Published in the momentous year of 1776, The Wealth of Nations challenged the dominant theory of the day, mercantilism, which argued that economic activity must be subservient to the state. In contrast, Smith reversed the emphasis, arguing that individual liberty provided the basis of economic activity, and that the driving social force was self-interest. In his famous formulation, “It is not from the benevolence of the butcher, the brewer, or the baker that we expect our dinner, but from their regard to their self-interest. We address ourselves, not to their humanity, but to their self-love, and never talk to them of our necessities, but of their advantages.”
In the half-century after Smith died in 1790, his theories were mainly championed by the rising class of industrialists who embraced his theories of free trade without government interference.

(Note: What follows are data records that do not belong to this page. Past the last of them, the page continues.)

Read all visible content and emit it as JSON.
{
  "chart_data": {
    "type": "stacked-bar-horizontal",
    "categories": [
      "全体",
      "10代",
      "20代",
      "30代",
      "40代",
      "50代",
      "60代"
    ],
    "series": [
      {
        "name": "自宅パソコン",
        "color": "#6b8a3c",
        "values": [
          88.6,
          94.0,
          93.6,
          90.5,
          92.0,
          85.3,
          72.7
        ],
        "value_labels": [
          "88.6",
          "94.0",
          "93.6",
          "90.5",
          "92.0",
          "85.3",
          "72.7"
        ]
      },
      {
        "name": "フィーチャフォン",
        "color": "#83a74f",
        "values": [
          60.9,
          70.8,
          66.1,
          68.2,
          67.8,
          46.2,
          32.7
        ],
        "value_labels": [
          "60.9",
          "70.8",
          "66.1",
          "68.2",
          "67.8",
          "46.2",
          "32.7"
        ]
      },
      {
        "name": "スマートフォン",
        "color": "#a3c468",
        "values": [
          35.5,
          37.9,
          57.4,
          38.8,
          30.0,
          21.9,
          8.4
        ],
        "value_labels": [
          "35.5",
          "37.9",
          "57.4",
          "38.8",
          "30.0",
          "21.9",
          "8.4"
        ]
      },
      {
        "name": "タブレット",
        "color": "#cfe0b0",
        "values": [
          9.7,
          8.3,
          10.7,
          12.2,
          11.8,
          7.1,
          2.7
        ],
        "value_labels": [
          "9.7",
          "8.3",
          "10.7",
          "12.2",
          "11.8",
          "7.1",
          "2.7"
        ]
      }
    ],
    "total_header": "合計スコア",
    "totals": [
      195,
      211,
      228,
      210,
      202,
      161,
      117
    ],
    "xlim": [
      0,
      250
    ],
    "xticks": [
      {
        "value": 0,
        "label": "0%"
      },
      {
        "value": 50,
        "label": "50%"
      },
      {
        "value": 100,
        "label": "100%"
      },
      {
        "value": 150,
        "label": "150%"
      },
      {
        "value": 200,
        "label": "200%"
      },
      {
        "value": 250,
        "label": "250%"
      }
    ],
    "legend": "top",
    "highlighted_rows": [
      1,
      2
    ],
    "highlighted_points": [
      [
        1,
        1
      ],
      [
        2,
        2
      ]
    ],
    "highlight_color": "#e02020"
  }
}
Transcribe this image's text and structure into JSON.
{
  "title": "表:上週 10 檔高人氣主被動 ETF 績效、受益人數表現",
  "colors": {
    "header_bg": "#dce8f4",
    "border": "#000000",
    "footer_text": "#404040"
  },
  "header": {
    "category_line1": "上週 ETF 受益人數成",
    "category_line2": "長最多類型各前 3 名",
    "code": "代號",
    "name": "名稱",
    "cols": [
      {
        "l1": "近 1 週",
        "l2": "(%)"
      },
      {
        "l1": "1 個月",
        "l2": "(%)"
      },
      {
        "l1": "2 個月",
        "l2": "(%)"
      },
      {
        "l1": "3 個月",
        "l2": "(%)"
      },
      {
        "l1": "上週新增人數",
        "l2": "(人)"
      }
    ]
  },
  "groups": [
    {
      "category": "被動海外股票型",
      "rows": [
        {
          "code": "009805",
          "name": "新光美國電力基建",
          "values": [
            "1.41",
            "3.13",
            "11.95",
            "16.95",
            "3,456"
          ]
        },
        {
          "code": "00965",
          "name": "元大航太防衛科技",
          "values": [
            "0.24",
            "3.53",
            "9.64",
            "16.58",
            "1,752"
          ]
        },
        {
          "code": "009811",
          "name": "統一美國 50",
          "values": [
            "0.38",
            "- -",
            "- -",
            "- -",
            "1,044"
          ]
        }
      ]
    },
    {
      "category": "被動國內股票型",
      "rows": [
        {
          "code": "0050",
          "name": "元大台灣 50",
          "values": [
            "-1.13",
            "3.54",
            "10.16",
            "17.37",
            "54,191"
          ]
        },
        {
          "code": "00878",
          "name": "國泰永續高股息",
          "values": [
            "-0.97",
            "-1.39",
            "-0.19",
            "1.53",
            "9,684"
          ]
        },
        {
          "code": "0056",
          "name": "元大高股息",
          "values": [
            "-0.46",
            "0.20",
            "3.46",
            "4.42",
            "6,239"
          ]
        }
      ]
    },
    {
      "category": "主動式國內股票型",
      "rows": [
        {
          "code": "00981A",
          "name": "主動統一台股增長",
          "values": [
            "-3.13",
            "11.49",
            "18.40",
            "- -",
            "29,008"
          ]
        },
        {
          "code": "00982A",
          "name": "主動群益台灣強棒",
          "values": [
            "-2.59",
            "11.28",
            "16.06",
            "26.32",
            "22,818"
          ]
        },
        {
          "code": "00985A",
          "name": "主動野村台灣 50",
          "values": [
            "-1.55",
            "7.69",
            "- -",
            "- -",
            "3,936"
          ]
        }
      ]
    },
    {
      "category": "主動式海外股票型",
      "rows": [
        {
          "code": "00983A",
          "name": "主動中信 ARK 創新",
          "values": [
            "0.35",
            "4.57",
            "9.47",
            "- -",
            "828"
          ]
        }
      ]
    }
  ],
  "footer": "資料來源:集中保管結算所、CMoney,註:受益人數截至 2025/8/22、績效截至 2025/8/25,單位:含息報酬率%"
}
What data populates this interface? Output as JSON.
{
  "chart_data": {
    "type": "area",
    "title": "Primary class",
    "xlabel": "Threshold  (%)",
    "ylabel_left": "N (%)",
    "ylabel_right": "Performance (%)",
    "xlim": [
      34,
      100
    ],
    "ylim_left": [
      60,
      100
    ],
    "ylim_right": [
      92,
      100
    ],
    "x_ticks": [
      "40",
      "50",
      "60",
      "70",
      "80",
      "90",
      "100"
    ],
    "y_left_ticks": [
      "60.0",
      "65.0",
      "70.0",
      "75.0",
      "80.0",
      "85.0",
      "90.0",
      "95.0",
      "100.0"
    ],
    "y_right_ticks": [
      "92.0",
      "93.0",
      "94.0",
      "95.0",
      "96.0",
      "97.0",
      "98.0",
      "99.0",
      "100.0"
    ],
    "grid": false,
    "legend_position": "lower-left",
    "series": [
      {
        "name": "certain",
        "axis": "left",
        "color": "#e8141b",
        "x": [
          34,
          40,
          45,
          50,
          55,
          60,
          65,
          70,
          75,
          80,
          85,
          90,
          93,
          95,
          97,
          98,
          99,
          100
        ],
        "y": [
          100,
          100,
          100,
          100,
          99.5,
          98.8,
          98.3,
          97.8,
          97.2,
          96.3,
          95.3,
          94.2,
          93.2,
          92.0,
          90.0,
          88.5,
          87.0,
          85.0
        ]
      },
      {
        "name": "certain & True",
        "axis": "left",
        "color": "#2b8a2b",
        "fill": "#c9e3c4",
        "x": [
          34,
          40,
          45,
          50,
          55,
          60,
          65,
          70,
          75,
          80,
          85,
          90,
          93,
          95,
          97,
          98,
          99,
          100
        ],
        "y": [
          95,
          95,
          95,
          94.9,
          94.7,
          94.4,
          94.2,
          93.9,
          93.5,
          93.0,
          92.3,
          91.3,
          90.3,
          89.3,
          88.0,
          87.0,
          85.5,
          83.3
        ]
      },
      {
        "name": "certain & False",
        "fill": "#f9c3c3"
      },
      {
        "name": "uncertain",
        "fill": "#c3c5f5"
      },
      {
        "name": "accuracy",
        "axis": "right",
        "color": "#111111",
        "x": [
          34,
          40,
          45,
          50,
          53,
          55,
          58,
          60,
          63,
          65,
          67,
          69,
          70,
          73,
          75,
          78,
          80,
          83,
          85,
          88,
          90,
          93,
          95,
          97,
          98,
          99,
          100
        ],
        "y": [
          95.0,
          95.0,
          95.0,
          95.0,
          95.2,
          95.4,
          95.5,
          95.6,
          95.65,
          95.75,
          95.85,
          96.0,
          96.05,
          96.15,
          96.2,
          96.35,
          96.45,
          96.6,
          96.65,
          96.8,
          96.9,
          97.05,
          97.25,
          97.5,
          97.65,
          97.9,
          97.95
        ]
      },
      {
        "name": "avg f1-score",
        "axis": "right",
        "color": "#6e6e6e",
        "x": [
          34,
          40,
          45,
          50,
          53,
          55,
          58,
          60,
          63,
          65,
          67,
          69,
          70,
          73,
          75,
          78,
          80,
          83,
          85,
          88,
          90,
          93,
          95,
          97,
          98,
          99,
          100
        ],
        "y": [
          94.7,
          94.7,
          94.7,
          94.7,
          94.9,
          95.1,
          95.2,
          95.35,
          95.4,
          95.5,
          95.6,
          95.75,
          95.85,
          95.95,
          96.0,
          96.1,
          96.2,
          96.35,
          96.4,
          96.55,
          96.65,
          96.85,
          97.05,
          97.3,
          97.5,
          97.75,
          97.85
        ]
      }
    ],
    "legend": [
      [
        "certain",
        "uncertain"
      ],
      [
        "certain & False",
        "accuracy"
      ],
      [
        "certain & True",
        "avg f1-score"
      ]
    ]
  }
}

But Smith's philosophy cannot be understood as simply an eighteenth-century variation of Gordon Gekko's "greed is good." In fact, Smith strongly distrusted this new class of industrialists, which he condemned for its “mean rapacity.”
As economist Robert Heilbroner has written, “It is not [Smith’s] aim to espouse the interests of any class. He is concerned with promoting the wealth of the entire nation. And wealth, to Adam Smith, consists of the goods that all the people of society consume; note all—this is a democratic, and hence radical, philosophy of wealth.”
And thus Smith might say, about proposals to raise the minimum wage, “What improves the circumstances of the greater part can never be regarded as an inconveniency to the whole. No society can surely be flourishing and happy, of which the far greater part of the members are poor and miserable. It is but equity, besides, that they who feed, clothe, and lodge the whole body of the people, should have such a share of the produce of their own labor as to be themselves well fed, clothed, and lodged.”
He likely would add, “That a little more plenty than ordinary may render some workmen idle, cannot well be doubted; but that it should have that effect upon the greater part, or that men in general should work better when they are ill fed than when they are well fed, when they are disheartened than when they are in good spirits, when they are frequently sick than when they are in good health, seems not very probable.”
As to the excess profits of the 1%, Smith would comment: “Our merchants and master-manufacturers complain much of the bad effects of high wages in raising the price, and thereby lessening the sale of their goods both at home and abroad. They say nothing concerning the bad effects of high profits. They are silent with regard to the pernicious effects of their own gains. They complain only of those of other people.”
In fact, Smith despised the opulence and conspicuous consumption of the wealthy. “With the greater part of rich people, the chief enjoyment of riches consists in the parade of riches, which in their eye is never so complete as when they appear to possess those decisive marks of opulence which nobody can possess but themselves.”
As for taxation policies, Smith advocated from each according to ability. “The subjects of every state ought to contribute towards the support of the government, as nearly as possible, in proportion to their respective abilities; that is, in proportion to the revenue which they respectively enjoy under the protection of the state.”
One of the major themes of Wealth of Nations is for people to understand self-interest not in a particular and short-term sense, but in the concept that the wealth of one lies in increasing the wealth of all. The pope couldn’t have said it better.